Here's my code (error handling stripped, since no errors are generated in the middle):



clGetPlatformIDs(max_num_platforms, platforms, &num_platforms);
clGetDeviceIDs( platforms[0], CL_DEVICE_TYPE_GPU, num_entries, devices, &num_devices);
device = devices[0];
cmd_queue = clCreateCommandQueue(context, device, 0, NULL);
program = clCreateProgramWithSource( context, 1, &kernel_str, NULL, NULL);
clBuildProgram(program, 1, &device, NULL, NULL, NULL);
kernel = clCreateKernel(program, "inc", NULL);
cl_mem memobj = clCreateBuffer(context, CL_MEM_READ_WRITE | CL_MEM_COPY_HOST_PTR, sizeof(float)*n, srcA, NULL);
clSetKernelArg(kernel, 0, sizeof(cl_mem), (void *)&memobj );

size_t gws = 512, lws = 512;
err = clEnqueueNDRangeKernel(cmd_queue, kernel, 1, NULL, &gws, &lws, 0, NULL, NULL);
assert(err==CL_SUCCESS);


A kernel is very simple:


__kernel void inc (__global const double *a) {
int k = get_global_id(0);
++a[k];
}

affie
11-19-2009, 08:26 AM
You should use the work-group size value returned by clGetKernelWorkGroupInfo(kernel, CL_KERNEL_WORK_GROUP_SIZE, ...). Can you check what this value is?

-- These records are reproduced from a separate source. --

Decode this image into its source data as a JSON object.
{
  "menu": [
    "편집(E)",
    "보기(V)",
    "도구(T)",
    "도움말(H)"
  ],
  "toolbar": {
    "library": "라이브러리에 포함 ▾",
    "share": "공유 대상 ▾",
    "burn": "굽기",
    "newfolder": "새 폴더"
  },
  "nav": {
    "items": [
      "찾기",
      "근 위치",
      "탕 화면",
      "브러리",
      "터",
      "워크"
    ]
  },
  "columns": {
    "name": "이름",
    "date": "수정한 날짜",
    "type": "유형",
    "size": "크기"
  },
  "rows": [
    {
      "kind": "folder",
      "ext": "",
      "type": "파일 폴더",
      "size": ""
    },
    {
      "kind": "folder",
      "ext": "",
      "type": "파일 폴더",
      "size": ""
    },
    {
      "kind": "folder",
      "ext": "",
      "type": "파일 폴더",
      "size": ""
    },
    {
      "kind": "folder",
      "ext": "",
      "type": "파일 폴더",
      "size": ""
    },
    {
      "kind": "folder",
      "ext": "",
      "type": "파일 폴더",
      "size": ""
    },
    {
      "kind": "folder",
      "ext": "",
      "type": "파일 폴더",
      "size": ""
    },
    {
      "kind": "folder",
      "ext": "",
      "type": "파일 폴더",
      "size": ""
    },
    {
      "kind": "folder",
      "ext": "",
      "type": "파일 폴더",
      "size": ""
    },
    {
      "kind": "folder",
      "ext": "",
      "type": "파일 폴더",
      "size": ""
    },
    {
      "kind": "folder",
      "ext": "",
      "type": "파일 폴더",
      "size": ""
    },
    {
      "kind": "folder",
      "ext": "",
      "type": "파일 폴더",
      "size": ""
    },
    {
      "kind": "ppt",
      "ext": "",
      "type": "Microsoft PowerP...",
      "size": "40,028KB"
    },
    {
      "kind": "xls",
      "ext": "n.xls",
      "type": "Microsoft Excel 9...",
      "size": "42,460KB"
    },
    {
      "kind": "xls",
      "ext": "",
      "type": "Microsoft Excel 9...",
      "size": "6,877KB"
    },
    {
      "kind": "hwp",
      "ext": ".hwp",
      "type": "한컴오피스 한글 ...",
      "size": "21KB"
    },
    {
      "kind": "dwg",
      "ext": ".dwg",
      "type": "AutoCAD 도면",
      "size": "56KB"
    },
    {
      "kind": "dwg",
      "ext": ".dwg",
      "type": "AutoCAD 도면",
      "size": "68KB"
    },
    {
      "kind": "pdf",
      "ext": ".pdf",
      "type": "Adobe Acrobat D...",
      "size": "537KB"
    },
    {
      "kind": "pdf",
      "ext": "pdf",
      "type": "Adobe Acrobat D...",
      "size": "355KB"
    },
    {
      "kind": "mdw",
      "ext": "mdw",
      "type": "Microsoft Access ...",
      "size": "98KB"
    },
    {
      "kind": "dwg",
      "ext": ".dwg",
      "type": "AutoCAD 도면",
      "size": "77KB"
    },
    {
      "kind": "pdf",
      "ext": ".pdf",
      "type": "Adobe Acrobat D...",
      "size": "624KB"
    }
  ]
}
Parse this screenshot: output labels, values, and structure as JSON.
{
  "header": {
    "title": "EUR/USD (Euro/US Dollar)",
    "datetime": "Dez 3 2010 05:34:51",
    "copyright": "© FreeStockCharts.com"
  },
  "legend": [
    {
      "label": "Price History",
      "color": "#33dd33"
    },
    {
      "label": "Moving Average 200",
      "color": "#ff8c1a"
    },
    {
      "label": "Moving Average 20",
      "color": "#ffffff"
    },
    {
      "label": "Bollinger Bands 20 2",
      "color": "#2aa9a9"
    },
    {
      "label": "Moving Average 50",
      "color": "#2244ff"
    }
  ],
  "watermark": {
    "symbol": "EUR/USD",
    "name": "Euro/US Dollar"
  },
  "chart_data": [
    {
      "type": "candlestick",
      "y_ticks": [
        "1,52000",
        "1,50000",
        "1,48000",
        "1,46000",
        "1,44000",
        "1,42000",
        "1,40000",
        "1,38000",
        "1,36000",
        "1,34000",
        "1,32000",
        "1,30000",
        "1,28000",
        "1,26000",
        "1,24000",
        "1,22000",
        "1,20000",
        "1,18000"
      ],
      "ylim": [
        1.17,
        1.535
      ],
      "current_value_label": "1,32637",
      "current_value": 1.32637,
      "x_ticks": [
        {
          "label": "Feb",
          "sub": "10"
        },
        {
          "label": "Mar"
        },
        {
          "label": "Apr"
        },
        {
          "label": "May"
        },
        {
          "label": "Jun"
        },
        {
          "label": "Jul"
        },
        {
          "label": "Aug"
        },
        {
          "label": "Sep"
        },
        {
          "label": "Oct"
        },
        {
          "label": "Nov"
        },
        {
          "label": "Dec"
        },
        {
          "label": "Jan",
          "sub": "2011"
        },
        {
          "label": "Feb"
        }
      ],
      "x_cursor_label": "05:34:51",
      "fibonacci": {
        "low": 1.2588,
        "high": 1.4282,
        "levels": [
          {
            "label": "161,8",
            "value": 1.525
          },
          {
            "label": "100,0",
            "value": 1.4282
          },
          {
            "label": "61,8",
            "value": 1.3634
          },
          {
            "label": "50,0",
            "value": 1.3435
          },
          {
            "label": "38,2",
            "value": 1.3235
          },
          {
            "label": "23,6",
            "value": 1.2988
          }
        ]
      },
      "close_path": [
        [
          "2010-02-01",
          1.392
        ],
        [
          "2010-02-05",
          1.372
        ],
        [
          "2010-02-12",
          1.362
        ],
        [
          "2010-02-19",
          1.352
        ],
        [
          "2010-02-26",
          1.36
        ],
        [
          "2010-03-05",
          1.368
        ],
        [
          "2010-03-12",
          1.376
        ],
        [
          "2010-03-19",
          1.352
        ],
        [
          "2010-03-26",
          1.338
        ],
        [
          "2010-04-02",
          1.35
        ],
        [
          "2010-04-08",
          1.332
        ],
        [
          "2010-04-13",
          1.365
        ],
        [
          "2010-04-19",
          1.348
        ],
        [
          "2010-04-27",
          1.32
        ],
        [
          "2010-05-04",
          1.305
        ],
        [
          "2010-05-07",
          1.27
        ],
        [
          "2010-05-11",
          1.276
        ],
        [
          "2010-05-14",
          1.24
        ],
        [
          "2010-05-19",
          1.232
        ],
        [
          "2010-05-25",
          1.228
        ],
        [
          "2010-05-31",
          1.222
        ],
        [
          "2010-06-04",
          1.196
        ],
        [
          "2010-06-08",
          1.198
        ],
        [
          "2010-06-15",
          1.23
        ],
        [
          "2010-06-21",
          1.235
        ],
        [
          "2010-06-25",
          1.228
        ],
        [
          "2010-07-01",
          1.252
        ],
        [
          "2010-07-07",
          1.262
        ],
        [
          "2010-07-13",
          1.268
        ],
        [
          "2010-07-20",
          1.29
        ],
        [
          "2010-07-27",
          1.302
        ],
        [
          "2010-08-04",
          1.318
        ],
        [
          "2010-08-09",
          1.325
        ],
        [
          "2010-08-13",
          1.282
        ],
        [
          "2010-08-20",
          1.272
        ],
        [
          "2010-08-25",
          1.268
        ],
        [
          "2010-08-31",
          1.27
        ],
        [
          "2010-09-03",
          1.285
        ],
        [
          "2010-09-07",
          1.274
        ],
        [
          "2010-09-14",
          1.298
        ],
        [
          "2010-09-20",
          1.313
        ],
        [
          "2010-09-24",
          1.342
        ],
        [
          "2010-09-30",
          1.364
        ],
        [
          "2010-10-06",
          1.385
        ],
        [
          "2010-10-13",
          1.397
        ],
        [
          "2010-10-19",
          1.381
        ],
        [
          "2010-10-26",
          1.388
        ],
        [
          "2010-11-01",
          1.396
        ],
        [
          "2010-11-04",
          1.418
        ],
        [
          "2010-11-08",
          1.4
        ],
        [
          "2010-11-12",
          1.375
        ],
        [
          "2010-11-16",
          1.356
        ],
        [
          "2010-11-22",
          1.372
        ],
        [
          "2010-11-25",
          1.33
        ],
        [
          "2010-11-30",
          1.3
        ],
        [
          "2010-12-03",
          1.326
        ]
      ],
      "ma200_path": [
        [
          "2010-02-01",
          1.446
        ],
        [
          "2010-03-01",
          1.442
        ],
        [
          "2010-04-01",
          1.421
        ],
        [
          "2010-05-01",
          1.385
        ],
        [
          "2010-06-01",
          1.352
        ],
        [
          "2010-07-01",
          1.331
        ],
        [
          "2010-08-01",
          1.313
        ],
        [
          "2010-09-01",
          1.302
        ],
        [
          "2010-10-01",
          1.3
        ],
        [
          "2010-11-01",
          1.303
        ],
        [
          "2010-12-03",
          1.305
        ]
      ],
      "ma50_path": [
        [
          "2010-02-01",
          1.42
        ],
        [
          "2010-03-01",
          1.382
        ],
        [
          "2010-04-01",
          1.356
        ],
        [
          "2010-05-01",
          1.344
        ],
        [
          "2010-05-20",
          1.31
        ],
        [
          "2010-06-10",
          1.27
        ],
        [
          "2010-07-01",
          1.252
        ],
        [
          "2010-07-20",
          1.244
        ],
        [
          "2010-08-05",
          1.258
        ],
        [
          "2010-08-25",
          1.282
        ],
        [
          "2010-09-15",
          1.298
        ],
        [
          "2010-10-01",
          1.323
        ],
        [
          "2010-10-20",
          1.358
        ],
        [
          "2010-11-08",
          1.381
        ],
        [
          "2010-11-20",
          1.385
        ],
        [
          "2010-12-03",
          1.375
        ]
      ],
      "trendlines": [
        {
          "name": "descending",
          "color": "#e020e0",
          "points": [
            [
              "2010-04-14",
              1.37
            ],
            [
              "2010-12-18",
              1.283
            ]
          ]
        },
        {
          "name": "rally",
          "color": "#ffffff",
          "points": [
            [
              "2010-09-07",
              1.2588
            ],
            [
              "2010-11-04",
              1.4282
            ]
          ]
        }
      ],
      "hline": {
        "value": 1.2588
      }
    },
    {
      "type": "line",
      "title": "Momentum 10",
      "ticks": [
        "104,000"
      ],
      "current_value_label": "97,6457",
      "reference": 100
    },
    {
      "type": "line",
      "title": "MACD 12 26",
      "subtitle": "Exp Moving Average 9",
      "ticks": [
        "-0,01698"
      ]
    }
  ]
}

Note that CL_DEVICE_MAX_WORK_GROUP_SIZE is the max. workgroup size that can be used on device but the max. work-group size value can vary from kernel to kernel depending on resources used by the kernel. You should always use the value returned by clGetKernelWorkGroupInfo.

luarwick
11-19-2009, 08:47 AM
Thank you, this explains everything. It reports max available work group size = 256 for my kernel.

jonathan81
11-19-2009, 09:46 AM
Hi,
with a ATI RADEON 5870 i have the same problem (on NT)
MAX WORK ITEM = 1024 but it works only with max size = 256
I thinks it's just a bug in the AMD driver for the moment.